Analysts cautious on O&G outlook in the new normal
KUCHING,. Caution is warranted for the oil and gas (O&G) sector, analysts opine, given the new normal in daily energy usage.
AmInvestment Bank Bhd (AmInvestment Bank) recapped that the bullish sentiment on oil prices stem from fresh hopes of progress in novel coronavirus vaccine trials and a weaker US dollar, albeit dented by rising unemployment data.
“Additionally, the possibility that US Congress could reach another economic stimulus package with the White House boosted expectations of demand recovery,” the research firm said.
“US President Donald Trump said that his administration is ‘looking very seriously’ at a capital gains tax cut in the hope of creating jobs, as well as an income tax cut for middle-income families.
“Saudi Aramco chief executive officer (CEO) Amin Nasser has also said that the company was optimistic about the pace of oil demand recovery in Asia, which has almost returned to the levels from before the pandemic.”
According to AmInvestment Bank, the American Petroleum Institute also reported recently that US crude oil inventories fell by four million barrels, following EIA (Energy Information Administration) statistics which showed a decline of 7.4 million barrels over the past week to 519 million barrels despite rising cases of Covid-19 in the US.
The research firm noted that this would be five per cent below the 40-year peak of 540 million barrels in June this year, pointing towards normalisation by next year.
“While these improving sentiments have driven the stock rally, we remain cautious on a sector turnaround given that demand recovery may face road blocks over the rest of the year on rising Covid-19 cases in the US, which rebounded to exceed 55,000 new cases last week.
“Even if a successful vaccine has been developed, it will take much longer for mass vaccination to be administered globally, which means that social distancing measures are likely to be maintained over the longer term together with the new normal in daily energy usage.”

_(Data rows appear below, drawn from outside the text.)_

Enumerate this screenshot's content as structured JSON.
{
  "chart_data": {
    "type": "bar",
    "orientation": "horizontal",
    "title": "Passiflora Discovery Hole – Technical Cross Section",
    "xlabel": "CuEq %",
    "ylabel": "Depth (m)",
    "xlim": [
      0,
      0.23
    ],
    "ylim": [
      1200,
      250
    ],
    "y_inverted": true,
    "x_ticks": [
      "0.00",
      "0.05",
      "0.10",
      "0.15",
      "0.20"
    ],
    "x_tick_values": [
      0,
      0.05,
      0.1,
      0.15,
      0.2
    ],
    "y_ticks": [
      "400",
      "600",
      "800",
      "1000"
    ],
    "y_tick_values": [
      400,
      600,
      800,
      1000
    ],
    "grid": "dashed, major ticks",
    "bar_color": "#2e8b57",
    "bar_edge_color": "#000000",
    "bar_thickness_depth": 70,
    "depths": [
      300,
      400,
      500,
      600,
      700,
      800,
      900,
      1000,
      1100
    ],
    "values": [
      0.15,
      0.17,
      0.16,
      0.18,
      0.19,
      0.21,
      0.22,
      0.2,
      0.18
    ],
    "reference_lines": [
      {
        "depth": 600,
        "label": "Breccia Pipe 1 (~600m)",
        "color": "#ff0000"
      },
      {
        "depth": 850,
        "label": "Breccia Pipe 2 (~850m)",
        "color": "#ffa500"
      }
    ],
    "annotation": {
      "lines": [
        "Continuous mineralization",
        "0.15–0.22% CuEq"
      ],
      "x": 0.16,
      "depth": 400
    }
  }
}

Even though a measure of optimism has returned for crude oil prices, AmInvestment Bank expected oil producers to proceed with their planned production cuts for this year given that demand globally remains depressed amid the prolonged Covid-19 movement restrictions and social distancing measures across the new normal.
The research firm observed that this could mean potentially long-term changes in energy usage.
“Petroliam Nasional Bhd (Petronas), which had earlier indicated intentions to maintain domestic capital expenditure (capex), has announced cuts of 21 per cent for capital and 12 per cent operating expenditure this year.
“This is similar to the 20 per cent to 30 per cent capex reductions for 2020 which were earlier announced by Exxon Mobil, Royal Dutch Shell, Saudi Aramco and Petrobras.
“In the first half of 2020 (1H20), the new contract awards to Malaysian operators dropped 62 per cent year on year (y-o-y) to RM2.2 billion, with the worst fallout yet to come in 2H20 onwards.”
Against the backdrop of a sharp demand drop in upstream oil services, AmInvestment Bank remained cautious on companies with high gearing levels such as Sapura Energy Bhd, which needs to restructure its RM10 billion debt by the end of this year.
“However, the rest of the players are relatively comfortable at this juncture as Serba Dinamik Holdings Bhd has recently raised a 10 per cent equity placement while Bumi Armada Bhd has reclassified a RM1.3 billion short-term debt to long term due to higher asset utilisation.
“While there is a risk that Velesto Energy Bhd could reverse to a loss in 2H of financial year 2020 (2HFY20) due to lower rig utilisation, its gross cash position should be able to meet its debt obligations for this financial year.”